At first the Nazi officer was relatively polite. The women were driven away in the comfortable back seat of a plush staff car to a distant location. Rosa, who had joined the Carmelite's Third Order, began to weep softly. The scene, focusing on the faces of the two women, is gripping with a sense of quiet terror. Edith and Rosa had "No Way Out." The viewer knows the story ends just a week later with the death of Edith and Rosa at Auschwitz. Edith was canonized by John Paul II in 1998.

Colleen's poem also reminded me of the newsreel films, shown in theaters across America in April or May of 1945, as the British and American troops discovered the death camps. I was just age 13. I have an undying mental image of stacks of emaciated bodies and of a few emaciated survivors. The Nazis ran out of time to finish the job.

At the end of his life the noted Political Philosopher Isaiah Berlin said of the 20th Century: "I have lived through most of the twentieth century without, I must add, suffering personal hardship. I remember it only as the most terrible century in Western history." I would amend one word to make it The most terrible century in WORLD history. In fact the East suffered as much or more than the West.

In the news recently were reports of massive Chinese demonstrations against the idea of giving Japan a permanent seat on the United Nations Security Council. Why the protest?

The little known story goes back to Japan's unprovoked invasion of china in 1937. One published estimate puts the number of Chinese dead and wounded at over 30 million. Yet the Japanese have only barely and grudgingly acknowledged the terror and killing they had spread from China throughout the East Asian and Western Pacific regions.
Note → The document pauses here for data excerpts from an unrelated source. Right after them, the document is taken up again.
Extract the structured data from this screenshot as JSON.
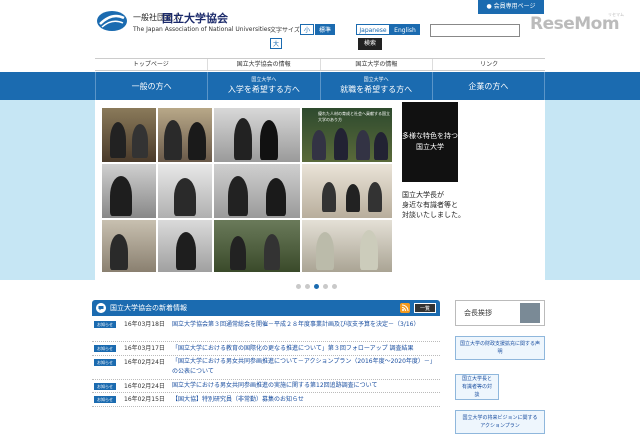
{
  "header": {
    "org_small": "一般社団法人",
    "org_name": "国立大学協会",
    "org_en": "The Japan Association of National Universities",
    "font_size_label": "文字サイズ",
    "font_small": "小",
    "font_standard": "標準",
    "font_large": "大",
    "lang_japanese": "Japanese",
    "lang_english": "English",
    "search_button": "検索",
    "search_placeholder": "",
    "member_page": "● 会員専用ページ",
    "watermark": "ReseMom",
    "watermark_sub": "リセマム"
  },
  "top_nav": [
    "トップページ",
    "国立大学協会の情報",
    "国立大学の情報",
    "リンク"
  ],
  "blue_nav": [
    {
      "small": "",
      "label": "一般の方へ"
    },
    {
      "small": "国立大学へ",
      "label": "入学を希望する方へ"
    },
    {
      "small": "国立大学へ",
      "label": "就職を希望する方へ"
    },
    {
      "small": "",
      "label": "企業の方へ"
    }
  ],
  "hero": {
    "feature_line1": "多様な特色を持つ",
    "feature_line2": "国立大学",
    "caption_line1": "国立大学長が",
    "caption_line2": "身近な有識者等と",
    "caption_line3": "対談いたしました。",
    "photo_caption": "優れた人材の育成と社会へ貢献する国立大学のあり方"
  },
  "carousel": {
    "count": 5,
    "active": 3
  },
  "news": {
    "title": "国立大学協会の新着情報",
    "list_button": "一覧",
    "items": [
      {
        "badge": "お知らせ",
        "date": "16年03月18日",
        "text": "国立大学協会第３回通常総会を開催－平成２８年度事業計画及び収支予算を決定－（3/16）",
        "two": true
      },
      {
        "badge": "お知らせ",
        "date": "16年03月17日",
        "text": "「国立大学における教育の国際化の更なる推進について」第３回フォローアップ 調査結果",
        "two": false
      },
      {
        "badge": "お知らせ",
        "date": "16年02月24日",
        "text": "「国立大学における男女共同参画推進について－アクションプラン（2016年度～2020年度）－」の公表について",
        "two": true
      },
      {
        "badge": "お知らせ",
        "date": "16年02月24日",
        "text": "国立大学における男女共同参画推進の実施に関する第12回追跡調査について",
        "two": false
      },
      {
        "badge": "お知らせ",
        "date": "16年02月15日",
        "text": "【国大協】特別研究員（非常勤）募集のお知らせ",
        "two": false
      }
    ]
  },
  "sidebar": {
    "kaicho": "会長挨拶",
    "link1": "国立大学の財政支援拡充に関する声明",
    "link2": "国立大学長と有識者等の対談",
    "link3": "国立大学の将来ビジョンに関するアクションプラン"
  },
  "colors": {
    "primary": "#1b6bb0",
    "hero_bg": "#c6e6f4",
    "rss": "#f39a1e"
  }
}
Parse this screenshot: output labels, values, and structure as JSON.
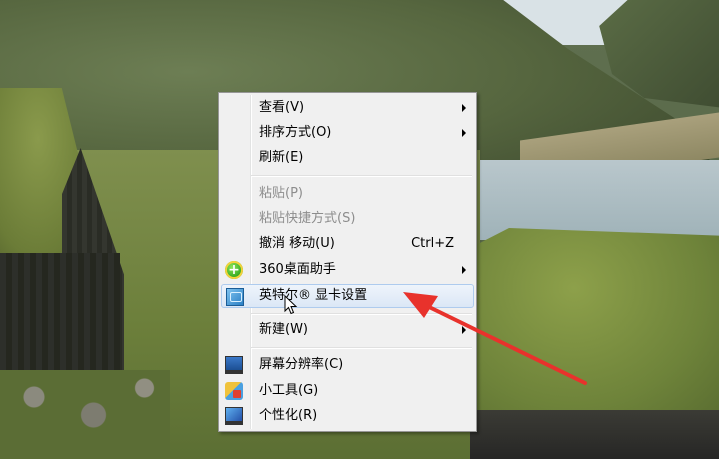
{
  "context_menu": {
    "items": [
      {
        "label": "查看(V)",
        "submenu": true
      },
      {
        "label": "排序方式(O)",
        "submenu": true
      },
      {
        "label": "刷新(E)"
      },
      {
        "label": "粘贴(P)",
        "disabled": true
      },
      {
        "label": "粘贴快捷方式(S)",
        "disabled": true
      },
      {
        "label": "撤消 移动(U)",
        "shortcut": "Ctrl+Z"
      },
      {
        "label": "360桌面助手",
        "submenu": true,
        "icon": "360-assistant-icon"
      },
      {
        "label": "英特尔® 显卡设置",
        "icon": "intel-graphics-icon",
        "highlighted": true
      },
      {
        "label": "新建(W)",
        "submenu": true
      },
      {
        "label": "屏幕分辨率(C)",
        "icon": "screen-resolution-icon"
      },
      {
        "label": "小工具(G)",
        "icon": "gadgets-icon"
      },
      {
        "label": "个性化(R)",
        "icon": "personalize-icon"
      }
    ]
  },
  "colors": {
    "menu_background": "#f0f0f0",
    "highlight": "#dbe7f6",
    "disabled_text": "#8d8d8d",
    "annotation_arrow": "#e8322c"
  }
}
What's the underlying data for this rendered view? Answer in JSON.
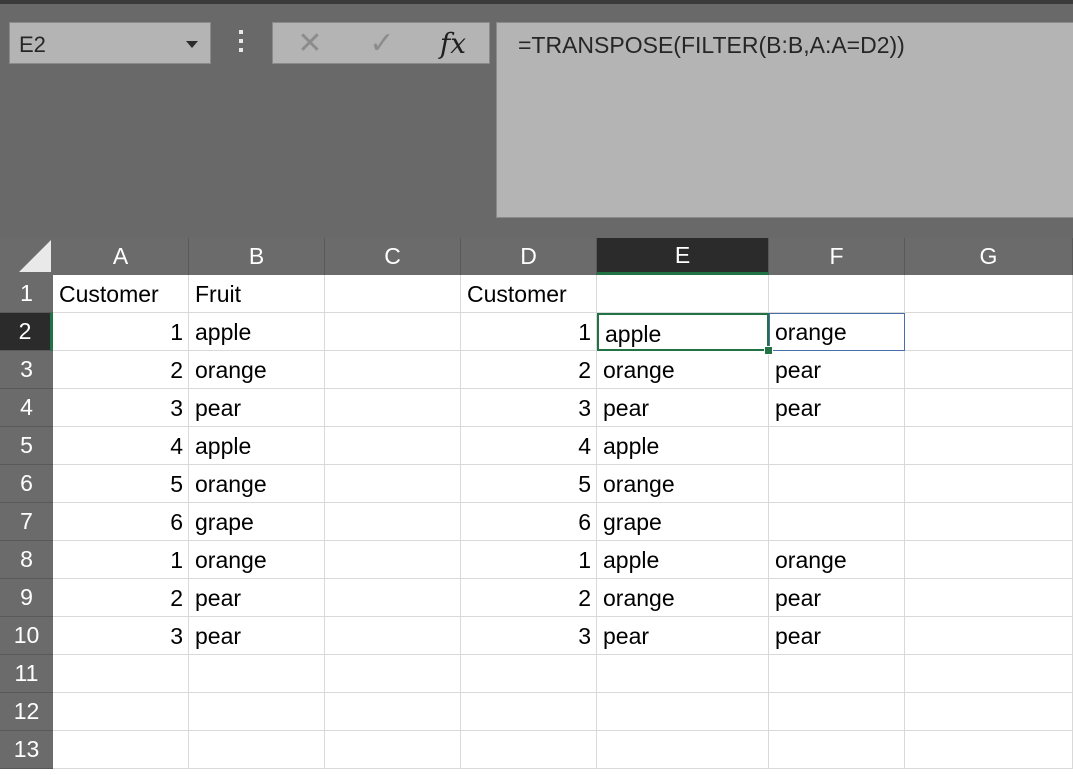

The organized, deliberate killings of the 20th century, by one informed estimate, totaled 125 million people. Judging from the many reports and estimates I have seen I believe that the 125 million is understated. The Holocaust, estimated at 6 million dead, is part of this total.

Communist regimes have the highest total score divided between The Soviet Union and Communist China with China in the lead. Next are the Nazis and other fascists and then the Japanese. The Holocaust is but one story, among many, describing The Most Terrible Century in world history.

I have two important observations about the Holocaust projects (which seem to be everywhere.) The Holocaust was a great horror. However, it is a distortion of history to give the impression, intentionally or otherwise, that the Holocaust was the greatest or most lamentable disaster of the 20th Century. Many, including the Chinese, the Ukrainians and Russians among others can offer sound arguments why their disasters were equally horrible.

Secondly it is my impression that racial or ethnic prejudice is given as the primary reason for the Holocaust. This is true but far from the complete story. The sickness of the 20th Century was much deeper than racial prejudice. Much of the deeper disorder is still with us. But that is a topic for later discussion.

Humanity must hope that the lessons of the 20th Century can be learned well enough and soon enough to avoid making the 21st Century the "Even More Terrible Century."